Sektor Energi Kontributor Terbesar Kontrak Baru PT PP Tbk (PTPP)

Senin, 22 Juli 2019 | 03:45 WIB
Sektor Energi Kontributor Terbesar Kontrak Baru PT PP Tbk (PTPP)
[]
Reporter: Aloysius Brama, Sugeng Adji Soenarso | Editor: Yuwono Triatmodjo

KONTAN.CO.ID - JAKARTA. Hingga bulan ini, PT PP (Persero) Tbk mencatatkan kontrak baru senilai Rp 14,8 triliun. Sektor energi menjadi penyumbang terbesar perolehan kontrak baru tersebut.

Menurut catatan internal PT PP, pekerjaan dari sektor energi mencuil porsi 39,7% atau sebesar Rp 5,88 triliun. Menyusul pekerjaan gedung bertingkat 23,6% atau sekitar Rp 3,49 triliun. Pada urutan ketiga adalah pekerjaan sektor infrastruktur 21,5% atau Rp 3,18 triliun. Sisanya meliputi pekerjaan bandar udara (bandara), jalur kereta api dan irigasi.

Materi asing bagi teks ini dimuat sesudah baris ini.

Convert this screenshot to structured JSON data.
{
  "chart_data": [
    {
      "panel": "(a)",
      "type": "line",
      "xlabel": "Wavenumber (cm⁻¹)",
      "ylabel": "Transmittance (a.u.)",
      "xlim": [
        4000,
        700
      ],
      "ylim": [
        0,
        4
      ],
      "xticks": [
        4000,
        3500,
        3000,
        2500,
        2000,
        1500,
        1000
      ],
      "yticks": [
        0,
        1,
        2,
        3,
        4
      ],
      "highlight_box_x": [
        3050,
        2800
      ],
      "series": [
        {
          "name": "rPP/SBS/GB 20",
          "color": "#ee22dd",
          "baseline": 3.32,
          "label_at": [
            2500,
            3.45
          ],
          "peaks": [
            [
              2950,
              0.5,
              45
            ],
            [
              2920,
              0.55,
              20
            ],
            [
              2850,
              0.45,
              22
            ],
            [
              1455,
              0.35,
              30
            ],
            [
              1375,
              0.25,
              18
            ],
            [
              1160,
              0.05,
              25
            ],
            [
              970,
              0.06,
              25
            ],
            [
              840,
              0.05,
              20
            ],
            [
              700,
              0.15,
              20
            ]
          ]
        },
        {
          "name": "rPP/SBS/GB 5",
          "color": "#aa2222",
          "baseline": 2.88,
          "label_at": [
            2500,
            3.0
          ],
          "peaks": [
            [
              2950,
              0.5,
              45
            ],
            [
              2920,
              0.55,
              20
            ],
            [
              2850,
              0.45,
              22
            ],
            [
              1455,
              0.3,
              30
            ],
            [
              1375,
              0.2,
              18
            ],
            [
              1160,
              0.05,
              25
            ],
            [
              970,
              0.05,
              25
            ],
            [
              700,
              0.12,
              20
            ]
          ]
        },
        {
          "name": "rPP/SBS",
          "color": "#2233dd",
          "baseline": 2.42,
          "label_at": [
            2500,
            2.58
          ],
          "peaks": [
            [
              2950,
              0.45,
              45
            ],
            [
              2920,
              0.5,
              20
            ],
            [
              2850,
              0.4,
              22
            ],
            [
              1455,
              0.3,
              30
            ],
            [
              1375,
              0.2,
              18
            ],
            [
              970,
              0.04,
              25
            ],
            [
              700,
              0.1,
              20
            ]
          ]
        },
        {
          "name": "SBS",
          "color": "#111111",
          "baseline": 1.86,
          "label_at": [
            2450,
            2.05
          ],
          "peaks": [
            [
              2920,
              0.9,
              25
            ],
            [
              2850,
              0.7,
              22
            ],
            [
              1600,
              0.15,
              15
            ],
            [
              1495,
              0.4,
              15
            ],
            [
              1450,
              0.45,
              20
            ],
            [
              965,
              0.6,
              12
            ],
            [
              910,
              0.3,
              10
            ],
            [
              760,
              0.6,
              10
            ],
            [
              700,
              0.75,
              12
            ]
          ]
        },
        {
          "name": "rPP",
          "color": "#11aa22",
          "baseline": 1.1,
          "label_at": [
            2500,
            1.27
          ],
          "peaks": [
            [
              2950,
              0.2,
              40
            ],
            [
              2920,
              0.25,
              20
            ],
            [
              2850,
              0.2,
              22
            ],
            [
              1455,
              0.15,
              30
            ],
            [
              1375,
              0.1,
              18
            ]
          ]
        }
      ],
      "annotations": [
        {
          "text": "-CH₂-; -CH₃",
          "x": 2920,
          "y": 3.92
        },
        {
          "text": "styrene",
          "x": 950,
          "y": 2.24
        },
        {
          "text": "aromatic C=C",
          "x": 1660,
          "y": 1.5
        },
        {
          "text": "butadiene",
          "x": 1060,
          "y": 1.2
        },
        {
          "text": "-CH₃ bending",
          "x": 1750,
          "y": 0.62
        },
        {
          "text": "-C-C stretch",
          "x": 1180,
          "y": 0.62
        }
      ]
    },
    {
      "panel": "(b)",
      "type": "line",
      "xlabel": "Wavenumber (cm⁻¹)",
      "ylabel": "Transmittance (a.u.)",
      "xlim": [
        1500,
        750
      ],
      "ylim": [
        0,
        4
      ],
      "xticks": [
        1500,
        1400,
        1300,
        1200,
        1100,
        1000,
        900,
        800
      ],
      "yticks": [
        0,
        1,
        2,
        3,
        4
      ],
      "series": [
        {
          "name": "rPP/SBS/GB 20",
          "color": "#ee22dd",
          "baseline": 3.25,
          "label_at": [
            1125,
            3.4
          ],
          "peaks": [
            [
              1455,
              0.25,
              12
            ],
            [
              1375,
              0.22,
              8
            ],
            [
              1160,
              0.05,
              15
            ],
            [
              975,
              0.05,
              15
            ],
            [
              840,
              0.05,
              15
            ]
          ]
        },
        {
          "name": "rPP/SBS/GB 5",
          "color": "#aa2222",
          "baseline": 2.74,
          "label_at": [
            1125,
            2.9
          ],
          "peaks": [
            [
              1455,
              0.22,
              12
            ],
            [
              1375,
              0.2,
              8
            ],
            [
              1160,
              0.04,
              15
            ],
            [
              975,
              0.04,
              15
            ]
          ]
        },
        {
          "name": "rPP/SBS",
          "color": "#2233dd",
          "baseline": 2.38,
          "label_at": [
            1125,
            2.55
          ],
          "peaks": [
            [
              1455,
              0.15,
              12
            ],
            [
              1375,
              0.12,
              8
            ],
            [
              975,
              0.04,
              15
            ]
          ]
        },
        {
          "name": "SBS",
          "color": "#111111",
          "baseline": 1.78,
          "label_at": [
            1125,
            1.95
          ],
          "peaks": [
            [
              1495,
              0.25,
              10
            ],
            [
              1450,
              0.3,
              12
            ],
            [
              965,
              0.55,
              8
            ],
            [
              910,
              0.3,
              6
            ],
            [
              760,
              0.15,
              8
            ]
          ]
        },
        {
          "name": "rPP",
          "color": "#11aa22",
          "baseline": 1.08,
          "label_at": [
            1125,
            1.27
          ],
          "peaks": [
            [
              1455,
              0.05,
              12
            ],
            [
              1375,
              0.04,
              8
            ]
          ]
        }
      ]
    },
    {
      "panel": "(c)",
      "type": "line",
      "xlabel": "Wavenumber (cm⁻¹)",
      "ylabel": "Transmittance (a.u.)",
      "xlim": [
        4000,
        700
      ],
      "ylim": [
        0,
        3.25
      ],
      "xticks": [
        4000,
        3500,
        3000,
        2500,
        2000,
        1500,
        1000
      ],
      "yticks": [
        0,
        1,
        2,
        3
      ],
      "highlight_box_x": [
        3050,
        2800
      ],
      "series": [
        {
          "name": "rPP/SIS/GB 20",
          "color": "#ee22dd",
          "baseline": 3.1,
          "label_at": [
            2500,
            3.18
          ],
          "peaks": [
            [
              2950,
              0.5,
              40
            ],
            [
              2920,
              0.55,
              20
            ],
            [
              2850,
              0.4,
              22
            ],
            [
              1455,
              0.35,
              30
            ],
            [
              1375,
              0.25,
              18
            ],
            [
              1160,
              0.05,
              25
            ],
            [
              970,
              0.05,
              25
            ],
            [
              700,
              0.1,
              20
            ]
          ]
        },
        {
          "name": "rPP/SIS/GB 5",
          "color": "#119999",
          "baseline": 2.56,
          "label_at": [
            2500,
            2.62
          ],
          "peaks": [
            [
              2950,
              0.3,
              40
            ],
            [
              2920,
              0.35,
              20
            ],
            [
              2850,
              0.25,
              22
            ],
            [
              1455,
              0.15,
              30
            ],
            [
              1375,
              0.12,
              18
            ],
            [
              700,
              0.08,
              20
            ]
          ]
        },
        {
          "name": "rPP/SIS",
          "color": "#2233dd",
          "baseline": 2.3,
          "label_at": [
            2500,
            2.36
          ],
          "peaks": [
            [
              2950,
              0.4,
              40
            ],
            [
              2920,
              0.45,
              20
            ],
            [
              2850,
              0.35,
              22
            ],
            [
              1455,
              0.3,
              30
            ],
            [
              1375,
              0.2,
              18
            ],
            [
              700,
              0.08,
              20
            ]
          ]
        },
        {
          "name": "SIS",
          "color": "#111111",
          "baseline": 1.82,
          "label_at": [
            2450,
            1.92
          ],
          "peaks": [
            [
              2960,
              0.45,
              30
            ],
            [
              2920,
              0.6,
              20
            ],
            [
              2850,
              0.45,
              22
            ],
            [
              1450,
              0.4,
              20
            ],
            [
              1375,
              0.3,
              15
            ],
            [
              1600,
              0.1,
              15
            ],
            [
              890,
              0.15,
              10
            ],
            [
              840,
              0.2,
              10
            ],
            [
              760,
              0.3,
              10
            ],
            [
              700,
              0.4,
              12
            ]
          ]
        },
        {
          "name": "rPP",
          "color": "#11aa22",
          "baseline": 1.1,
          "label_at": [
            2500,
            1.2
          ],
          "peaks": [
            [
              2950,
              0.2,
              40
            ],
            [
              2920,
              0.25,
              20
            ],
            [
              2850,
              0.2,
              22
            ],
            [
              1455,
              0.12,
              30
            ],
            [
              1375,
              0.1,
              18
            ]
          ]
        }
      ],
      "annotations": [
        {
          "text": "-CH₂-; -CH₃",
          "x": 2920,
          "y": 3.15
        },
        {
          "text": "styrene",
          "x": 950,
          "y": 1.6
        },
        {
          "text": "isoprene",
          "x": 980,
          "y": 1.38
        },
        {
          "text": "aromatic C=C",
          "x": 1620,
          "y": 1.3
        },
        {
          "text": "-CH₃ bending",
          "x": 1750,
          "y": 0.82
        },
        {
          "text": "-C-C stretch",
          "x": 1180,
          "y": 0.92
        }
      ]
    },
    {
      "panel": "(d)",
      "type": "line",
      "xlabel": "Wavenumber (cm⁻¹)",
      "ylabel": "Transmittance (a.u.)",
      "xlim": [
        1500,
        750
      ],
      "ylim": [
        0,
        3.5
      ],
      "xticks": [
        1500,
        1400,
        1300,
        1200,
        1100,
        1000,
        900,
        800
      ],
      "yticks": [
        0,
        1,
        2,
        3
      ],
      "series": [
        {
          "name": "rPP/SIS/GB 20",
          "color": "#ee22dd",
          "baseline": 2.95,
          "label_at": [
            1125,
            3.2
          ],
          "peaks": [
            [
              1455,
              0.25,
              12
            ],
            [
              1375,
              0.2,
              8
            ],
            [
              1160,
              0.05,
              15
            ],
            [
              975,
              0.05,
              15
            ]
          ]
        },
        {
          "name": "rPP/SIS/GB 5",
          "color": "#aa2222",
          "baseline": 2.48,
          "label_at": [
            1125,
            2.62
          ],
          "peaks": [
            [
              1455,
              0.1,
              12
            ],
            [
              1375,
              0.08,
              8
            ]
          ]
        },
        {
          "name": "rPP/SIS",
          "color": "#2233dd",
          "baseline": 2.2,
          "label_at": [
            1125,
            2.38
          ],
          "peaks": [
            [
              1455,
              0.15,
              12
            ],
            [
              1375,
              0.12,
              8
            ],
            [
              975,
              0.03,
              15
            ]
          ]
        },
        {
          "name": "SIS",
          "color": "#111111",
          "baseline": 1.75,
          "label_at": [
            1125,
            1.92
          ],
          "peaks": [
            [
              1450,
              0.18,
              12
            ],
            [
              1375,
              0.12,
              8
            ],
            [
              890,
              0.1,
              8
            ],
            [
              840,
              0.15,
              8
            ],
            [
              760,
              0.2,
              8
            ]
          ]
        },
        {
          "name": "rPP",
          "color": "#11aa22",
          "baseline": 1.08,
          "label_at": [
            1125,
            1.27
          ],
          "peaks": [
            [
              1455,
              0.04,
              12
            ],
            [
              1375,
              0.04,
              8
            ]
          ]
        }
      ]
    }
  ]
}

Dalam catatan KONTAN, PT PP juga mengantongi kontrak pembangunan Refinery Development Master Plan (RDMP) Kilang Balikpapan V Balikpapan Tahap II. Nilai kontrak tersebut mencapai Rp 3,38 triliun.

Sementara menurut data Kementerian Perencanaan Pembangunan Nasional Republik Indonesia/Badan Perencanaan Pembangunan Nasional (PPN/ Bappenas) per Juli 2019, PT PP mengantongi empat proyek energi dengan skema Pembiayaan Investasi Non Anggaran Pemerintah (PINA). Perusahaan pelat merah itu mendapatkannya melalui anak usaha bernama PT PP Energi.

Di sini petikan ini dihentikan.